Otherwise, here's no snowboarding or woodworking hobby with a 26 liter
backpack. There's no amateur astronomy. There's no antique sparkplug
collection. There's no home-made Bundt cake or fondue dinners. There's no
stocking up bulk foods to save money. There's no place to store the boar meat
from your hunting trip, or your hunting rifles.

For instance, in the summers I go on multi-week cycle camping trips. With a 26
liter backpack, I would have to rent the bike (long-distance cycles are not
easy to rent), the sleeping bag and tent (or bivvy bag), and similar gear. My
current lifestyle is not compatible with a 26 liter backpack.

That said, I once lived out of a suitcase for a year. I carried more then 12kg
because my lifestyle then included having enough clothes to go out salsa or
tango dancing every night, without having people wonder why I was wearing the
same clothes all the time.

And that's okay. There are plenty of people for whom steps 1) and 2) are
entirely reasonable and appropriate. But it all boils down to 1) and 2).

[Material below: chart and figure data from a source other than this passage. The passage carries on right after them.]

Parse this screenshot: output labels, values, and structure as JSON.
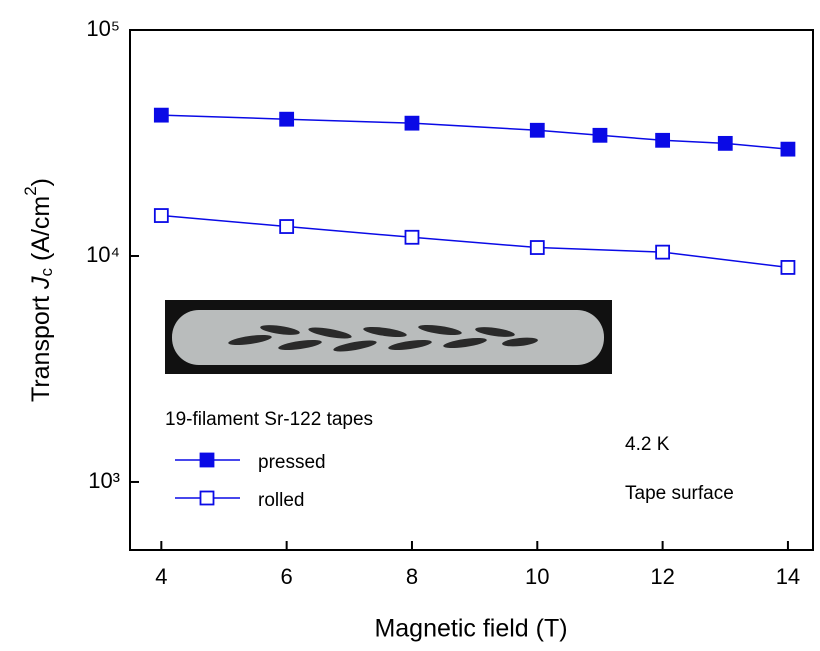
{
  "chart_data": {
    "type": "line",
    "xlabel": "Magnetic field (T)",
    "ylabel": [
      "Transport ",
      "J",
      "c",
      " (A/cm",
      "2",
      ")"
    ],
    "log_y": true,
    "xlim": [
      3.5,
      14.4
    ],
    "xticks": [
      4,
      6,
      8,
      10,
      12,
      14
    ],
    "ylim": [
      500,
      100000
    ],
    "yticks": [
      {
        "value": 1000,
        "label": "10³"
      },
      {
        "value": 10000,
        "label": "10⁴"
      },
      {
        "value": 100000,
        "label": "10⁵"
      }
    ],
    "series": [
      {
        "name": "pressed",
        "color": "#0a0ae6",
        "filled": true,
        "x": [
          4,
          6,
          8,
          10,
          11,
          12,
          13,
          14
        ],
        "values": [
          42000,
          40300,
          38700,
          36000,
          34200,
          32500,
          31500,
          29700
        ]
      },
      {
        "name": "rolled",
        "color": "#0a0ae6",
        "filled": false,
        "x": [
          4,
          6,
          8,
          10,
          12,
          14
        ],
        "values": [
          15100,
          13500,
          12100,
          10900,
          10400,
          8900
        ]
      }
    ],
    "annotations": [
      "19-filament Sr-122 tapes",
      "4.2 K",
      "Tape surface"
    ]
  }
}
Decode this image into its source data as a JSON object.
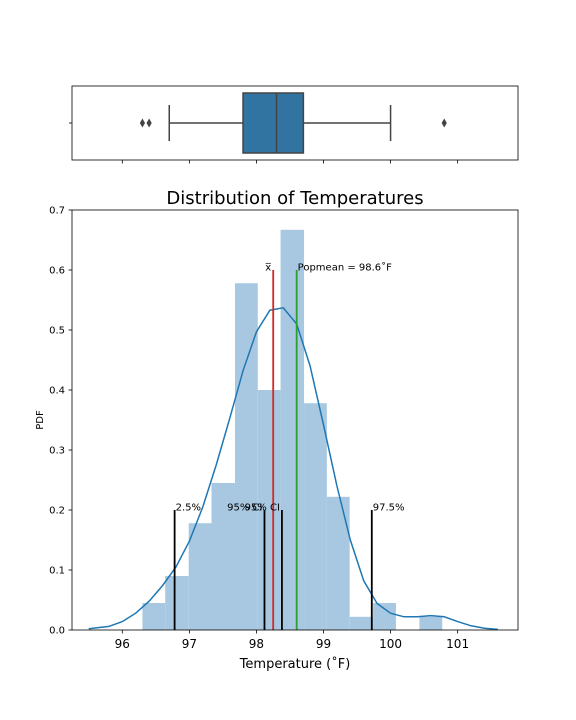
{
  "chart_data": [
    {
      "type": "boxplot",
      "xlim": [
        95.25,
        101.9
      ],
      "box": {
        "whisker_low": 96.7,
        "q1": 97.8,
        "median": 98.3,
        "q3": 98.7,
        "whisker_high": 100.0
      },
      "outliers": [
        96.3,
        96.4,
        100.8
      ],
      "color": "#3274a1",
      "x_ticklabels_visible": false
    },
    {
      "type": "bar",
      "title": "Distribution of Temperatures",
      "xlabel": "Temperature (˚F)",
      "ylabel": "PDF",
      "xlim": [
        95.25,
        101.9
      ],
      "ylim": [
        0,
        0.7
      ],
      "xticks": [
        96,
        97,
        98,
        99,
        100,
        101
      ],
      "yticks": [
        "0.0",
        "0.1",
        "0.2",
        "0.3",
        "0.4",
        "0.5",
        "0.6",
        "0.7"
      ],
      "hist_color": "#a8c8e1",
      "bins": [
        {
          "x0": 96.3,
          "x1": 96.64,
          "value": 0.045
        },
        {
          "x0": 96.64,
          "x1": 96.99,
          "value": 0.09
        },
        {
          "x0": 96.99,
          "x1": 97.33,
          "value": 0.178
        },
        {
          "x0": 97.33,
          "x1": 97.68,
          "value": 0.245
        },
        {
          "x0": 97.68,
          "x1": 98.02,
          "value": 0.578
        },
        {
          "x0": 98.02,
          "x1": 98.36,
          "value": 0.4
        },
        {
          "x0": 98.36,
          "x1": 98.71,
          "value": 0.667
        },
        {
          "x0": 98.71,
          "x1": 99.05,
          "value": 0.378
        },
        {
          "x0": 99.05,
          "x1": 99.39,
          "value": 0.222
        },
        {
          "x0": 99.39,
          "x1": 99.74,
          "value": 0.022
        },
        {
          "x0": 99.74,
          "x1": 100.08,
          "value": 0.045
        },
        {
          "x0": 100.08,
          "x1": 100.43,
          "value": 0.0
        },
        {
          "x0": 100.43,
          "x1": 100.77,
          "value": 0.022
        }
      ],
      "kde": {
        "color": "#1f77b4",
        "x": [
          95.5,
          95.8,
          96.0,
          96.2,
          96.4,
          96.6,
          96.8,
          97.0,
          97.2,
          97.4,
          97.6,
          97.8,
          98.0,
          98.2,
          98.4,
          98.6,
          98.8,
          99.0,
          99.2,
          99.4,
          99.6,
          99.8,
          100.0,
          100.2,
          100.4,
          100.6,
          100.8,
          101.0,
          101.2,
          101.4,
          101.6
        ],
        "y": [
          0.002,
          0.006,
          0.014,
          0.028,
          0.048,
          0.074,
          0.105,
          0.148,
          0.205,
          0.275,
          0.352,
          0.432,
          0.497,
          0.533,
          0.537,
          0.51,
          0.44,
          0.342,
          0.24,
          0.15,
          0.082,
          0.044,
          0.028,
          0.022,
          0.022,
          0.024,
          0.022,
          0.014,
          0.007,
          0.003,
          0.001
        ]
      },
      "vlines": [
        {
          "name": "sample-mean",
          "x": 98.25,
          "y_top": 0.6,
          "color": "#d62728",
          "label": "x̅",
          "label_side": "left"
        },
        {
          "name": "population-mean",
          "x": 98.6,
          "y_top": 0.6,
          "color": "#2ca02c",
          "label": "Popmean = 98.6˚F",
          "label_side": "right"
        },
        {
          "name": "ci-lower",
          "x": 98.12,
          "y_top": 0.2,
          "color": "#000000",
          "label": "95% CI",
          "label_side": "left"
        },
        {
          "name": "ci-upper",
          "x": 98.38,
          "y_top": 0.2,
          "color": "#000000",
          "label": "95% CI",
          "label_side": "left"
        },
        {
          "name": "percentile-2-5",
          "x": 96.78,
          "y_top": 0.2,
          "color": "#000000",
          "label": "2.5%",
          "label_side": "right"
        },
        {
          "name": "percentile-97-5",
          "x": 99.72,
          "y_top": 0.2,
          "color": "#000000",
          "label": "97.5%",
          "label_side": "right"
        }
      ]
    }
  ]
}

My favorite example is Nellie Bly. She went around the world in 72 days, in
the late 1880s, with "the dress she was wearing, a sturdy overcoat, several
changes of underwear and a small travel bag carrying her toiletry essentials.
She carried most of her money (£200 in English bank notes and gold in total as
well as some American currency) in a bag tied around her neck." As she wrote:

> "After-experience showed me that I had taken too much rather than too little
> baggage. ... It will be seen that if one is traveling simply for the sake of
> traveling and not for the purpose of impressing one's fellow passengers, the
> problem of baggage becomes a very simple one. On one occasion–in Hong Kong,
> where I was asked to an official dinner–I regretted not having an evening
> dress with me, but the loss of that dinner was a very small matter when
> compared with the responsibilities and worries I escaped by not having a lot
> of trunks and boxes to look after. "

On the other hand, if you have a _lot_ of money, then you can still be a
'professional traveler' with no backpack - there are people who will do your
shopping for you - or with a lot of trunks and boxes, that other people take
care of for you.